Nous estimons que notre devoir est d'anticiper les changements et, lorsque ce n'est pas le cas et que l'on subit la crise comme aujourd'hui, d'enclencher les changements utiles, possibles et nécessaires. Nous croyons à la capacité de changement de notre pays, et à celle de nos concitoyens, qu'ils soient consommateurs ou travailleurs, ouvriers ou entrepreneurs. Nous croyons que notre rôle politique est d'orienter le système, et même de le réorienter profondément lorsque la situation l'exige.
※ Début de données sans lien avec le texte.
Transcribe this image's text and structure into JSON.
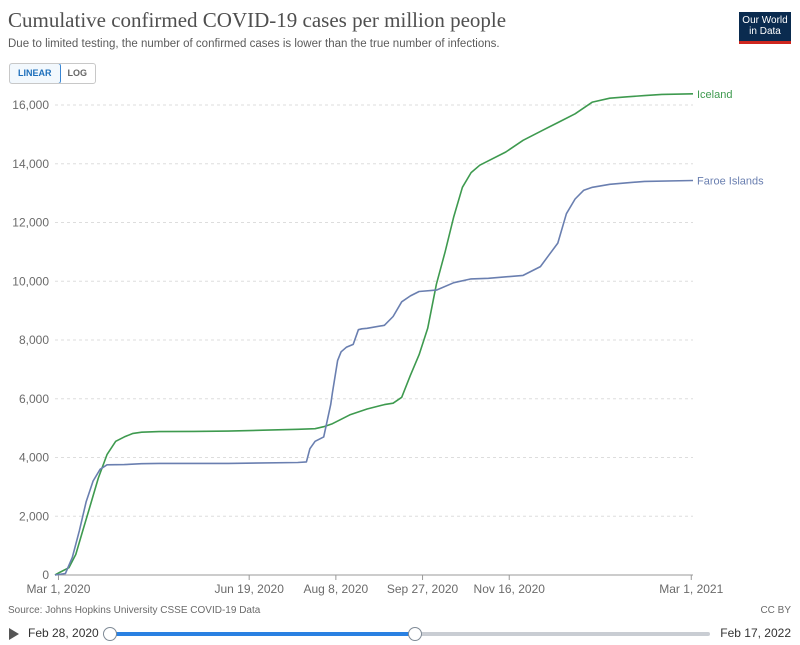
{
  "header": {
    "title": "Cumulative confirmed COVID-19 cases per million people",
    "subtitle": "Due to limited testing, the number of confirmed cases is lower than the true number of infections.",
    "logo_line1": "Our World",
    "logo_line2": "in Data"
  },
  "controls": {
    "linear_label": "LINEAR",
    "log_label": "LOG",
    "active_scale": "linear"
  },
  "footer": {
    "source": "Source: Johns Hopkins University CSSE COVID-19 Data",
    "license": "CC BY"
  },
  "timeline": {
    "start_date": "Feb 28, 2020",
    "end_date": "Feb 17, 2022",
    "range_start_fraction": 0.0,
    "range_end_fraction": 0.508
  },
  "colors": {
    "iceland": "#3e9a4f",
    "faroe": "#6a7fb0",
    "grid": "#dddddd",
    "axis_text": "#6b6b6b"
  },
  "chart_data": {
    "type": "line",
    "title": "Cumulative confirmed COVID-19 cases per million people",
    "xlabel": "",
    "ylabel": "",
    "x_unit": "days since Feb 28, 2020",
    "xlim": [
      0,
      368
    ],
    "ylim": [
      0,
      16000
    ],
    "y_ticks": [
      0,
      2000,
      4000,
      6000,
      8000,
      10000,
      12000,
      14000,
      16000
    ],
    "y_tick_labels": [
      "0",
      "2,000",
      "4,000",
      "6,000",
      "8,000",
      "10,000",
      "12,000",
      "14,000",
      "16,000"
    ],
    "x_ticks": [
      2,
      112,
      162,
      212,
      262,
      367
    ],
    "x_tick_labels": [
      "Mar 1, 2020",
      "Jun 19, 2020",
      "Aug 8, 2020",
      "Sep 27, 2020",
      "Nov 16, 2020",
      "Mar 1, 2021"
    ],
    "grid": true,
    "series": [
      {
        "name": "Iceland",
        "label": "Iceland",
        "color": "#3e9a4f",
        "x": [
          0,
          3,
          8,
          12,
          16,
          20,
          25,
          30,
          35,
          40,
          45,
          50,
          60,
          80,
          100,
          120,
          140,
          150,
          155,
          160,
          165,
          170,
          180,
          190,
          195,
          200,
          205,
          210,
          215,
          220,
          225,
          230,
          235,
          240,
          245,
          250,
          260,
          270,
          280,
          290,
          300,
          310,
          320,
          330,
          340,
          350,
          368
        ],
        "y": [
          0,
          100,
          250,
          700,
          1500,
          2300,
          3300,
          4100,
          4550,
          4700,
          4820,
          4860,
          4880,
          4890,
          4900,
          4930,
          4960,
          4980,
          5050,
          5150,
          5300,
          5450,
          5650,
          5800,
          5850,
          6050,
          6800,
          7500,
          8400,
          9900,
          11000,
          12200,
          13200,
          13700,
          13950,
          14100,
          14400,
          14800,
          15100,
          15400,
          15700,
          16100,
          16230,
          16280,
          16320,
          16360,
          16380
        ]
      },
      {
        "name": "Faroe Islands",
        "label": "Faroe Islands",
        "color": "#6a7fb0",
        "x": [
          0,
          6,
          10,
          14,
          18,
          22,
          26,
          30,
          40,
          50,
          60,
          100,
          140,
          145,
          147,
          150,
          155,
          159,
          160,
          163,
          165,
          168,
          172,
          175,
          177,
          180,
          190,
          195,
          200,
          205,
          210,
          220,
          230,
          240,
          250,
          270,
          280,
          285,
          290,
          295,
          300,
          305,
          310,
          320,
          330,
          340,
          368
        ],
        "y": [
          0,
          50,
          600,
          1500,
          2500,
          3200,
          3600,
          3750,
          3760,
          3790,
          3800,
          3800,
          3830,
          3850,
          4300,
          4550,
          4700,
          5800,
          6200,
          7300,
          7600,
          7750,
          7850,
          8350,
          8380,
          8400,
          8500,
          8800,
          9300,
          9500,
          9650,
          9700,
          9950,
          10080,
          10100,
          10200,
          10500,
          10900,
          11300,
          12300,
          12800,
          13100,
          13200,
          13300,
          13350,
          13400,
          13430
        ]
      }
    ]
  }
}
Nous croyons que notre rôle est de créer des objectifs et de fixer des obligations – même si je sais que certains collègues nous jugent trop volontaristes et estiment que nous fixons trop de contraintes. Oui, les changements importants que nous souhaitons exigent que l'on fixe des obligations : c'est la seule voie possible pour progresser. Nous ne croyons pas que le progrès émerge spontanément du laisser-faire, qu'il suffit de laisser faire les différents acteurs pour que le progrès économique, écologique et social prenne un jour son essor. Cela suppose au contraire de se fixer des objectifs ambitieux.

Tel est l'objet de notre proposition de loi de transformation écologique de l'économie et de ses cinq titres qui, naturellement, n'ont pas trait à l'ensemble des secteurs d'activité – il ne s'agit ni d'un Grenelle bis ni d'un plan de relance gouvernemental car, vous le savez, l'initiative parlementaire est très restreinte. L'application de plus en plus restrictive de l'article 40 de la Constitution, notamment, nous empêche de présenter un certain nombre de propositions. Nous aurions pu évoquer de nombreux sujets, mais nous avons donc choisi de nous concentrer sur les questions énergétiques, et de faire dans ce domaine des propositions concrètes et ambitieuses. Je vous propose donc d'adopter ce texte lorsqu'il sera soumis au vote mardi prochain !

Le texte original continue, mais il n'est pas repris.